The main util that most folks seem to probably use for this kind of EXE
tweaking is Resource Hacker, which
seems quite well-established and featureful, but it's not opensource, so I
didn't really want to use it myself. Instead, I'm using WinRun4J,
which includes an RCEDIT64.EXE utility for doing simple tweaks like this.
There's no actual installer for WinRun4J, so just unzip it somewhere and
slap the RCEDIT64 binary somewhere in your %PATH%. Then once you have
the compiled EXE available, run:
RCEDIT64.EXE /I OpenBLCMM.exe openblcmm.ico
That's it!
By default, AWT/Swing apps compiled with GraalVM launch a cmd.exe-like
terminal window when you launch the app, in addition to the main window
itself. This is arguably useful because it gives the user a console output,
so you can see log entries as they get printed. It's a bit messy from a
UI perspective, though, and most users would prefer without. Fortunately,
the Windows command EDITBIN can be used to switch the EXE to the "Windows"
subsystem, which ends up preventing that window from opening.
This Issue at GraalVM's github page implies that someone had a problem where the app remained resident in memory after closing, after having set that subsystem, but I haven't found that to be the case with OpenBLCMM, at least. So, we're going ahead and doing it, which can be done like so:
EDITBIN /SUBSYSTEM:WINDOWS OpenBLCMM.exe
If you run OpenBLCMM (or, presumably, any other Liberica NIK compiled AWT/Swing app) on a display which has been scaled up (something common with 4k+ monitors, for instance), you'll soon notice that the text is rather blurry. That's because the application hasn't been set as advertising itself as High-DPI capable, and so Windows is doing some pretty basic scaling instead. Java itself is quite capable of high-DPI displays, though, so we just need to tell the EXE that.

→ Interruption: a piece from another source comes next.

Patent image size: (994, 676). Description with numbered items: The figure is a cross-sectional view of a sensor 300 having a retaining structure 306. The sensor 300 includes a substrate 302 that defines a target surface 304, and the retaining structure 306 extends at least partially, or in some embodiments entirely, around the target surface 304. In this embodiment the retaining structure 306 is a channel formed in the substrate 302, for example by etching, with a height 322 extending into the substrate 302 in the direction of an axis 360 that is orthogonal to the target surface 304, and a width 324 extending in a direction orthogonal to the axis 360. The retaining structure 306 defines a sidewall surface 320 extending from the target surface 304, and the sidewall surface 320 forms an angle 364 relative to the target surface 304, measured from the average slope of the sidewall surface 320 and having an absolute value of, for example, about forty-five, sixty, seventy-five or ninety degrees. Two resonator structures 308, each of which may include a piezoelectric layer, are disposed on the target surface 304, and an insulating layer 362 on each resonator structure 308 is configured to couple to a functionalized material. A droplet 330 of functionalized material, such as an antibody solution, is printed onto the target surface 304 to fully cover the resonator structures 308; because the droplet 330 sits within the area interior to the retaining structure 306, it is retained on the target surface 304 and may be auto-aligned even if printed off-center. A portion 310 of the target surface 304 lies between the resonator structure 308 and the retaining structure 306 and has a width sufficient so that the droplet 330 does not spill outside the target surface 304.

That's done via application manifests,
and Microsoft even has a page specifically about high-DPI settings.
It is possible to just distribute the compiled EXE along with an appropriate
.manifest file, but it's better to just bake the manifest into the EXE itself.
That can be done with Visual Studio's MT.EXE. See, for instance, this page
about doing so.
I put together an appropriate manifest for OpenBLCMM based on a handy
StackOverflow thread
and am using that. It seems to work great! Check out OpenBLCMM.exe.manifest
for the details, but it can be merged into the EXE with the following:
MT.exe -manifest OpenBLCMM.exe.manifest -outputresource:OpenBLCMM.exe;#1
Note the extra #1 after the semicolon at the end of the EXE name. An EXE can
have more than one manifest -- that's telling MT.exe that this should be the
first manifest in the EXE.
We're using the well-known Inno Setup to create an installer for Windows. At time of writing, we're using v6.2.2. There's not really a lot to say about this step.

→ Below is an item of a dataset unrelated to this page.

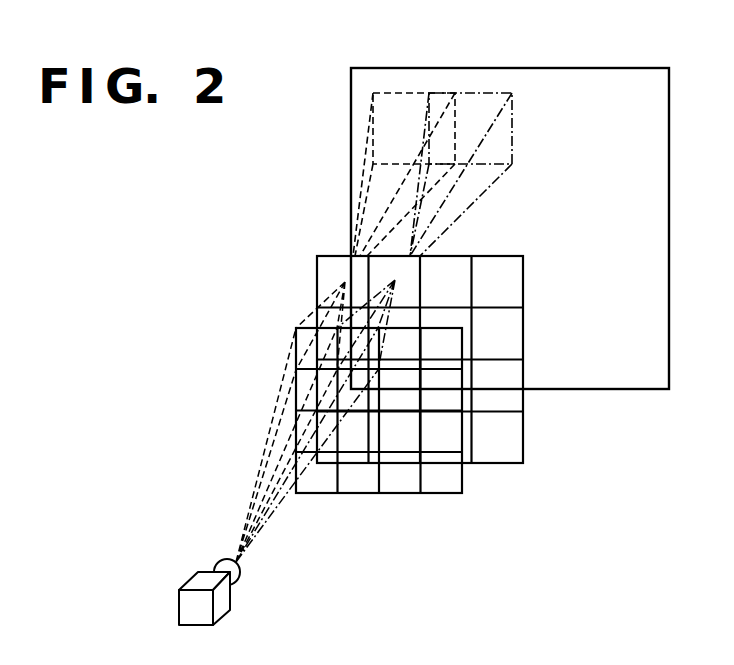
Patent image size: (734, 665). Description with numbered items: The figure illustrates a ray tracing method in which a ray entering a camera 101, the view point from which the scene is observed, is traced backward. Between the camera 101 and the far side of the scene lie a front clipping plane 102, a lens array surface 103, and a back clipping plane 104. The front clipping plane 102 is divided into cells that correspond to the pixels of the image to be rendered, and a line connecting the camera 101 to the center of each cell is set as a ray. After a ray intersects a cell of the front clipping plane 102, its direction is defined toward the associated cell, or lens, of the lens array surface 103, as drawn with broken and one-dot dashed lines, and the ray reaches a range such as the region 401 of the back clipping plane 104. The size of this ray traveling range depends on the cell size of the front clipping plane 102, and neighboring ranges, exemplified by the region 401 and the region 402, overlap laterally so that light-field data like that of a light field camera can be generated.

The openblcmm.iss config file has been getting tweaked over time from the
defaults. It's currently set up to be run "in place" from a git checkout of
the project -- the various file paths in the file are all relative links which
point to a few places in the repo. It will output the installer into the main
store directory, which is also where it expects to find the compiled
OpenBLCMM.exe.
To build an installer, just open openblcmm.iss in Inno Setup (you should be
able to double-click on it), make sure that the version number stored in there
is appropriate, and hit the "compile" button. Once the process is done, there
should be a new installer inside the store directory, alongside the original
OpenBLCMM.exe.
Note that the GraalVM-compiled EXE requires Microsoft's Visual C++
Redistributable
to be installed. The Inno Setup script expects there to be a VC_redist.x64.exe
in this directory, so you'll need to download it. The version I've been using
is the 2015-2022 bundle. So,
make sure you've downloaded that before actually building the installer.